UTAO detetou operações pouco habituais para baixar a dívida

Baleiras diz que a compra de obrigações e bilhetes explica 86% da redução em 2023 e que Medina congelou a dívida detida pelo FEFSS para garantir um rácio abaixo de 100% até o Governo sair de funções.

O coordenador da Unidade Técnica de Apoio Orçamental (UTAO), Rui Baleiras, revelou esta quarta-feira, no Parlamento, que a entidade que lidera decidiu “inovar” no relatório sobre a evolução da dívida pública, em 2023, porque “chegaram sinais que poderiam ocorrido operações não habituais para antecipar o momento em que dívida pública poderia descer abaixo dos 100%”. De recordar que o rácio ficou em 99,1% do PIB.

“Foi uma curiosidade que levou à inovação na coleção de estudos sobre a evolução da dívida”, afirmou durante a audição do Coordenador da Unidade Técnica de Apoio Orçamental (UTAO), Rui Baleiras, no âmbito do requerimento apresentado pelo grupo parlamentar do Chega.

Depois de ter solicitado “dados que não eram públicos ao Banco de Portugal”, a UTAO verificou que a “aquisição de títulos de dívida pública por parte das entidades da Administração Pública” contribuiu em 86% para a redução do rácio.

“Há uma parte importante da queda da dívida que se deve à compra significativa de obrigações do Tesouro e bilhetes do Tesouro. Essas compras líquidas por parte de entidades públicas representaram 8,3 mil milhões de euros. Trata-se de um acréscimo de 52% face ano ano anterior”, esclareceu o líder da UTAO.

Ora a “dívida consolidada na ótica de Maastricht caiu 9.340 milhões de euros”, indicou. Por isso, “as aquisições líquidas explicam 86% da redução” da dívida, concluiu. Por esse motivo, Rui Baleiras mantém que a “redução é artificial, explicada pela compra de dívida por entidades públicas”. “Não é a redução da dívida toda em 2023 que é artificial”, ressalvou.

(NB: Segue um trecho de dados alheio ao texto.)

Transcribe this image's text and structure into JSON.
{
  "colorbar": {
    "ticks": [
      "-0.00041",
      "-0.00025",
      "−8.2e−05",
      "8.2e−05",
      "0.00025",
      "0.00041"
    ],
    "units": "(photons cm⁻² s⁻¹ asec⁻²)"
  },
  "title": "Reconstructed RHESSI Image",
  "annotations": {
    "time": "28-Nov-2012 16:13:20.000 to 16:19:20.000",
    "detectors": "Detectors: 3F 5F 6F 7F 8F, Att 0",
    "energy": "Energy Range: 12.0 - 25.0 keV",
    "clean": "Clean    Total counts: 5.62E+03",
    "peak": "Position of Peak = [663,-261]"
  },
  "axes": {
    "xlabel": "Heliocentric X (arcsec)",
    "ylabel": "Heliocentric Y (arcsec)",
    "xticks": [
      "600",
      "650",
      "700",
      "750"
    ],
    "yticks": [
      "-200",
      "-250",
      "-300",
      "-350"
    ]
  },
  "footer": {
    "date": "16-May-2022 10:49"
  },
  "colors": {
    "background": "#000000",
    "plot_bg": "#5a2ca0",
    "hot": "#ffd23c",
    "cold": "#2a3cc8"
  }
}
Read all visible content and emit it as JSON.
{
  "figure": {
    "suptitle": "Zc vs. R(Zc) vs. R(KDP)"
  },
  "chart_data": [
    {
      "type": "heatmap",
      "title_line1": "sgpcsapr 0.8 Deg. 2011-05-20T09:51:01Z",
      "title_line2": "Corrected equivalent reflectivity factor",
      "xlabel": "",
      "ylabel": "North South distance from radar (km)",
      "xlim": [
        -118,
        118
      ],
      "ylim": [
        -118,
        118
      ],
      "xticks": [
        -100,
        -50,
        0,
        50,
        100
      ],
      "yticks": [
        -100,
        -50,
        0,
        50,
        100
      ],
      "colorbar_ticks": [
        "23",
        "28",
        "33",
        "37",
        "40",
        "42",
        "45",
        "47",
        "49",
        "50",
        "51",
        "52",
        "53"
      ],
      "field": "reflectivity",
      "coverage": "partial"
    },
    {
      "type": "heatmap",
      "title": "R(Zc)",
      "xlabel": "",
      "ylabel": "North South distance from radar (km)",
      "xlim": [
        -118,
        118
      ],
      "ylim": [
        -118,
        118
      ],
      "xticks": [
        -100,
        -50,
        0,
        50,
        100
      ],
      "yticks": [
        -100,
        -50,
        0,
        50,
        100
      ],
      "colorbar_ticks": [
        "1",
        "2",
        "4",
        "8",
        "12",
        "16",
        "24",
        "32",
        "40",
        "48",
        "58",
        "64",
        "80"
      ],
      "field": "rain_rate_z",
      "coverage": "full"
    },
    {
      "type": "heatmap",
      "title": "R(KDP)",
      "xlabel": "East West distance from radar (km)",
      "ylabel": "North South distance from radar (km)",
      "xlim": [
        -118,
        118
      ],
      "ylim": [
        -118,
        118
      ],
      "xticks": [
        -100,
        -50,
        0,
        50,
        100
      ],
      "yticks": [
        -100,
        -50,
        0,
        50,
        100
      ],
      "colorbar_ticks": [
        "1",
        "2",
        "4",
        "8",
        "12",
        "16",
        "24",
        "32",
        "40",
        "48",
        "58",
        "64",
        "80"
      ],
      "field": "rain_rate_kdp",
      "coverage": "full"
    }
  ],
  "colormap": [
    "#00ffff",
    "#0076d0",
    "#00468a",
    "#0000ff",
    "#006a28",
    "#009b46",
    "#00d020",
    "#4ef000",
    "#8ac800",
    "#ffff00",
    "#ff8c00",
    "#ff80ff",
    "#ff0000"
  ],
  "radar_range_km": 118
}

Medina usou um expediente para garantir rácio abaixo de 100% até Governo sair de funções

Quanto às críticas do ex-ministro das Finanças, Fernando Medina, que classificou de “absurdo” o facto de a unidade que apoia os deputados da COFAP ter usado o decreto-lei de execução orçamental (DLEO) de 2024 para justifica a descida da dívida em 2023, Baleiras esclareceu que “ninguém das cinco pessoas que compõem a UTAO acha que o decreto tem efeitos retroativos”.

“Fizemos essa referência, porque nos pareceu ser um indício da vontade de se manter, até ao fim da vigência do Governo a dívida pública abaixo dos 100% ou próximo desse valor. O ex-ministro disse muito claramente que tinha o objetivo de pôr a dívida pública abaixo dos 100% e pôs”, esclareceu.

O coordenador da UTAO sublinhou que “o Governo sabia que estava de saída quando o decreto-lei de execução orçamental de 2024 foi aprovado”. E, no decreto, existia “uma norma que nos pareceu inovadora, porque a UTAO não a encontrou em diplomas congéneres, e que congelou a exposição do Fundo de Estabilização Financeira da Segurança Social (FEFSS) à dívida pública, o que daria um contributo muito importante na consolidação da dívida pública, pelo menos até ao final de março, até ao fim de vida útil do Governo”, acrescentou.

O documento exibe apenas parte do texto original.